Après Le Couvent, j’ai fait des participations sur deux de ses films (Je rentre à la maison, Un film parlé). Ça me plaisait beaucoup de le retrouver. Cela se faisait de façon très naturelle. Puis je n’ai pas voulu jouer dans Belle toujours, où j’aurais repris le rôle que j’avais interprété dans le film de Buñuel, Belle de jour. Cela ne me paraissait pas une bonne idée que ce soit moi. Trop évident, un peu explicatif. Et ce que fait Bulle Ogier dans le film est vraiment bien plus intéressant que ce que j’aurais pu apporter. Il a peut-être été un peu déçu, sans que cela ne pèse entre nous. Jusqu’aux plus récents, j’aimais profondément ses films, leur originalité, leur audace. Le cinéma d’Oliveira, c’était vraiment tout un univers.”
Maria de Medeiros
“Il a toujours prouvé que le cinéma est un lieu de liberté”
“Manoel avait une énergie surprenante. Quand on a tourné Porto de mon enfance, que j’adore, il avait placé la caméra en haut d’une tourelle et grimpé environ quinze fois là-haut pour régler le plan ! Et puis j’aimais beaucoup son sens de l’ironie, une vision très subtile, piquante, qu’il distillait dans un discours humaniste.
C’était une figure exemplaire dans le cinéma mondial. Il a toujours prouvé en actes que le cinéma est un lieu de liberté en s’essayant à des exercices et registres très divers. J’adore aussi qu’il se soit toujours frotté aux autres arts, la littérature, la peinture, la musique, le théâtre.

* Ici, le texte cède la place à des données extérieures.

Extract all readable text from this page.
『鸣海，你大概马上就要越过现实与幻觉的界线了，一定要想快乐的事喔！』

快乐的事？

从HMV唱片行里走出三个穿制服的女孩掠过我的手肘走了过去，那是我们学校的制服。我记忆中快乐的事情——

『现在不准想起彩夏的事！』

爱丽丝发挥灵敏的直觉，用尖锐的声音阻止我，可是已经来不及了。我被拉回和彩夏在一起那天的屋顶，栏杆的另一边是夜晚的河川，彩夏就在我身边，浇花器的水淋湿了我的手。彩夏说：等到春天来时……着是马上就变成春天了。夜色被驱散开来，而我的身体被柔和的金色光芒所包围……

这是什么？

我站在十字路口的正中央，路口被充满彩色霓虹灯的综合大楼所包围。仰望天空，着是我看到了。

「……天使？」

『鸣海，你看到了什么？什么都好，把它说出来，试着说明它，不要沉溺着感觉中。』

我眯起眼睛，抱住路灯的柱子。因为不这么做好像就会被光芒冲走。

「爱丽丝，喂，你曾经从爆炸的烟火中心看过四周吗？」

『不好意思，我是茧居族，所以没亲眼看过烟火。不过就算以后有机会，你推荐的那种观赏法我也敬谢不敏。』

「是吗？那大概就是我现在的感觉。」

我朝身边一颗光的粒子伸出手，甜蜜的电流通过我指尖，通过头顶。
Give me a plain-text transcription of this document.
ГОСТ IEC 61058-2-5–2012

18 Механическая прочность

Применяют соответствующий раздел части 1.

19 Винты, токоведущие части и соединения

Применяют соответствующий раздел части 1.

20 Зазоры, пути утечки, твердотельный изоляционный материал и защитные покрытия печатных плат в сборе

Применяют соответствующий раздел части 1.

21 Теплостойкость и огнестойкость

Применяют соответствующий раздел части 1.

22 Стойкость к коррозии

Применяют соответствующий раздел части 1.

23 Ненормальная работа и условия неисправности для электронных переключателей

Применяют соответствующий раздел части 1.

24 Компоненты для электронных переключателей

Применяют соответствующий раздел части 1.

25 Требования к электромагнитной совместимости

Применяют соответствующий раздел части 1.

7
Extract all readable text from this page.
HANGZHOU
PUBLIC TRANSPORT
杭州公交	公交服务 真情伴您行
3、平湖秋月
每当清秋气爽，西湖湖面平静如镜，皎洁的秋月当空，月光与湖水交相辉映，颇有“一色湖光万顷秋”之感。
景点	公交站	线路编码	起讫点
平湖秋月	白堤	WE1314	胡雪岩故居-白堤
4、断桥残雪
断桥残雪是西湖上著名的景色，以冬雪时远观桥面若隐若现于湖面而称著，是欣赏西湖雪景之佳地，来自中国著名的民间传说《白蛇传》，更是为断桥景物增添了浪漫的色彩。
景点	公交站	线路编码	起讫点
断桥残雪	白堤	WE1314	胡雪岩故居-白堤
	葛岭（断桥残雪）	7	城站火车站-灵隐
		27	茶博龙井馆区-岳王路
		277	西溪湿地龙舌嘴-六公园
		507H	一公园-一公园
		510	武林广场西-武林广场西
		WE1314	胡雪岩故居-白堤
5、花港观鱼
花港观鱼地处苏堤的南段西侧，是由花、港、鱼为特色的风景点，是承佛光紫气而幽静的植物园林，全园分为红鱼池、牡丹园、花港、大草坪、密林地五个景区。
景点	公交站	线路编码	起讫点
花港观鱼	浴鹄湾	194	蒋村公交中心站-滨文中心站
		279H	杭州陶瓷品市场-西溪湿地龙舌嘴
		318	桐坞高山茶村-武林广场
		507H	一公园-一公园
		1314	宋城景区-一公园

Il a fait des films classiques, des films modernes, des films chantés, des documentaires, des films historiques, des films intimistes, toujours avec la plus grande liberté. Il venait du muet, a traversé tout le siècle, c’est assez unique. Comme Molière, il est mort en étant toujours actif, avec des tas de projets en tête.”
Chiara Mastroianni
“Un côté malicieux, petit coquin même”
“Je garde du tournage de mon unique film avec Manoel, La Lettre (1999), un souvenir contrasté. J’étais souvent très décontenancée par sa méthode. Il faut dire que j’étais très jeune et j’avais l’habitude de travailler avec des cinéastes de ma génération, comme Xavier Beauvois ou Laetitia Masson, qui travaillaient pas mal sur l’impro, où on se sentait pris dans une dynamique très collective, chacun portait un morceau du film.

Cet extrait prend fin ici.